Summary of First Year Developmental Integration

by Bette Lamont

NeuroDevelopmental Movement® Consultants understand that the plan for growth that has been our birthright for millennia is a guide to the healthiest possible development of the infant, and leads to optimal psychological, physical, academic, and social abilities.

In a brief and limited summary of two of the most overlooked phases of early childhood development that encompass the first year, we want to note the functional gains at these two stages of early life. These developmental gains are prompted by the child’s only true language, movement, sensation, and reflexes in the context of non-traumatizing, balanced parenting.  It is these activities we promote in healthy infants and it is these developmental activities that, when replicated, will enhance disorganized skills. 

Our information comes from clinical experience of 37 years and having taken more than 4,500 children through this process.

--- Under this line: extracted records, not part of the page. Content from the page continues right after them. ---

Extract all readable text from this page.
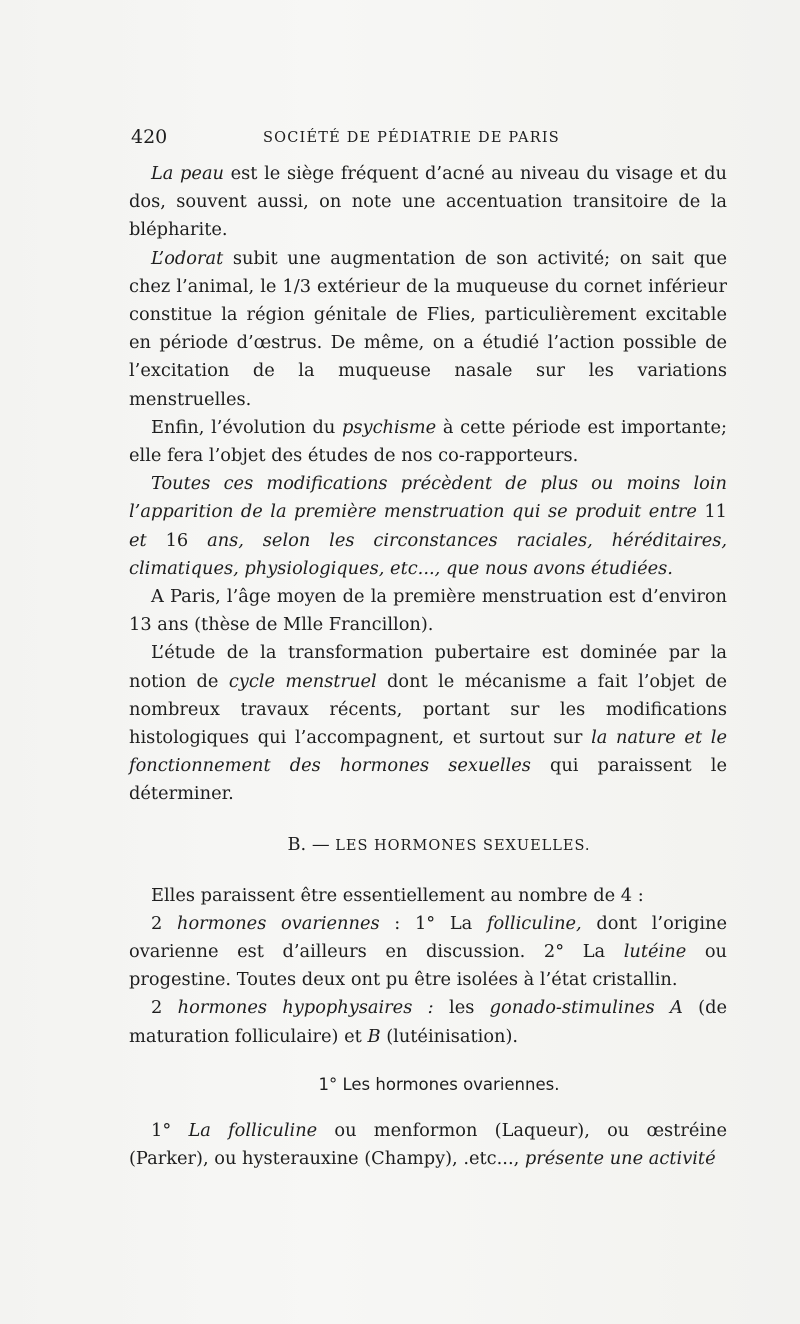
420	SOCIÉTÉ DE PÉDIATRIE DE PARIS

La peau est le siège fréquent d’acné au niveau du visage et du dos, souvent aussi, on note une accentuation transitoire de la blépharite.

L’odorat subit une augmentation de son activité; on sait que chez l’animal, le 1/3 extérieur de la muqueuse du cornet inférieur constitue la région génitale de Flies, particulièrement excitable en période d’œstrus. De même, on a étudié l’action possible de l’excitation de la muqueuse nasale sur les variations menstruelles.

Enfin, l’évolution du psychisme à cette période est importante; elle fera l’objet des études de nos co-rapporteurs.

Toutes ces modifications précèdent de plus ou moins loin l’apparition de la première menstruation qui se produit entre 11 et 16 ans, selon les circonstances raciales, héréditaires, climatiques, physiologiques, etc..., que nous avons étudiées.

A Paris, l’âge moyen de la première menstruation est d’environ 13 ans (thèse de Mlle Francillon).

L’étude de la transformation pubertaire est dominée par la notion de cycle menstruel dont le mécanisme a fait l’objet de nombreux travaux récents, portant sur les modifications histologiques qui l’accompagnent, et surtout sur la nature et le fonctionnement des hormones sexuelles qui paraissent le déterminer.

B. — LES HORMONES SEXUELLES.

Elles paraissent être essentiellement au nombre de 4 :

2 hormones ovariennes : 1° La folliculine, dont l’origine ovarienne est d’ailleurs en discussion. 2° La lutéine ou progestine. Toutes deux ont pu être isolées à l’état cristallin.

2 hormones hypophysaires : les gonado-stimulines A (de maturation folliculaire) et B (lutéinisation).

1° Les hormones ovariennes.

1° La folliculine ou menformon (Laqueur), ou œstréine (Parker), ou hysterauxine (Champy), .etc..., présente une activité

In addition, our practitioners around the world have seen thousands more. 

At two and a half to seven months of age, the pons and the amygdala are dominant.  At this stage we can achieve or, in cases of injury or delay, enhance these skills:

• Stimulate horizontal eye tracking, early head movement, which helps the skull to round out
• Stimulate the nerves that go to the muscles that pull the eyes into correct alignment (in the case of crossed eyes or over convergence)
• Help with heel to coccyx alignment, which strengthens the arches in the feet
• Promote cervical and lumbar spine stability and neck strength, which helps the development of the mature S curve from the infant C curve
• Make the child aware of the genital area through ventral stimulation, and help with on time toilet training
• Stabilize the hip sockets
• Help with the supination and pronation of the lower arm
• Help the hands to open out from the grasp reflex to eventual cortical control
• Create a feeling of vertical through-ness which helps the child to feel grounded
• Encourage first self-determined movement
• Connect with brain stem development, and functions that ensure survival: accurate perception of pain, heat, cold and hunger
• Build a sense of self, and the basis for development of empathy and compassion
(The implications of missing out on building these foundations are clear.)

At seven to twelve months of age, multiple brain structures are coming online and dominate the infant’s movement, relationships, and sensory experiences and provide a foundation for upcoming cortical skills. At this stage we can achieve or, in cases of injury or delay, enhance these skills:

*Enhance balance as creeping is the first true experience of gravity, balance mechanisms come into play
*Stimulate the medial joints to come into line with the proximal joints
*Trigger the brain to pull the eyes into an alignment so the two eyes look at the same thing at the same time. (Vision therapists, who have seen this work, generally recommend that children go through a NeuroDevelopmental program before going into vision therapy.) 
*Further stabilize the spine as muscles on either side of the spine work in contraction and relaxation in opposition to each other
*Reduce memory, impulse, self-regulation, and attention problems
*Support better correspondence between reading fluency and comprehension
*Stimulate the maturation of the thalamus to provide better sensory processing
*Bring on board the capacity for social cueing
*Strengthen the HPA axis and stress responses

All of the functions that we have mentioned at this level of the central nervous system are triggered and mature by doing creeping on hands and knees and related developmental activities of this stage of growth.  The implications for skipping this activity are apparent. 

As responsible parents, when we learn new information as humans, we can tend to take things to an extreme, and when we hear that carrying babies is going to make them less anxious and happier, we hold them all the time. It can become extreme.

Neither would it be a good plan to put them on the floor all the time, where they would lack entrainment and bonding opportunities.

In order to have balanced parenting and balanced development, we want to carry our babies about half of their waking time and put them on the floor about half of their waking time.

Our goal in this brief summary is to make all parents, pediatricians, and practitioners aware of the power and importance of the Developmental Sequence in the first year of life.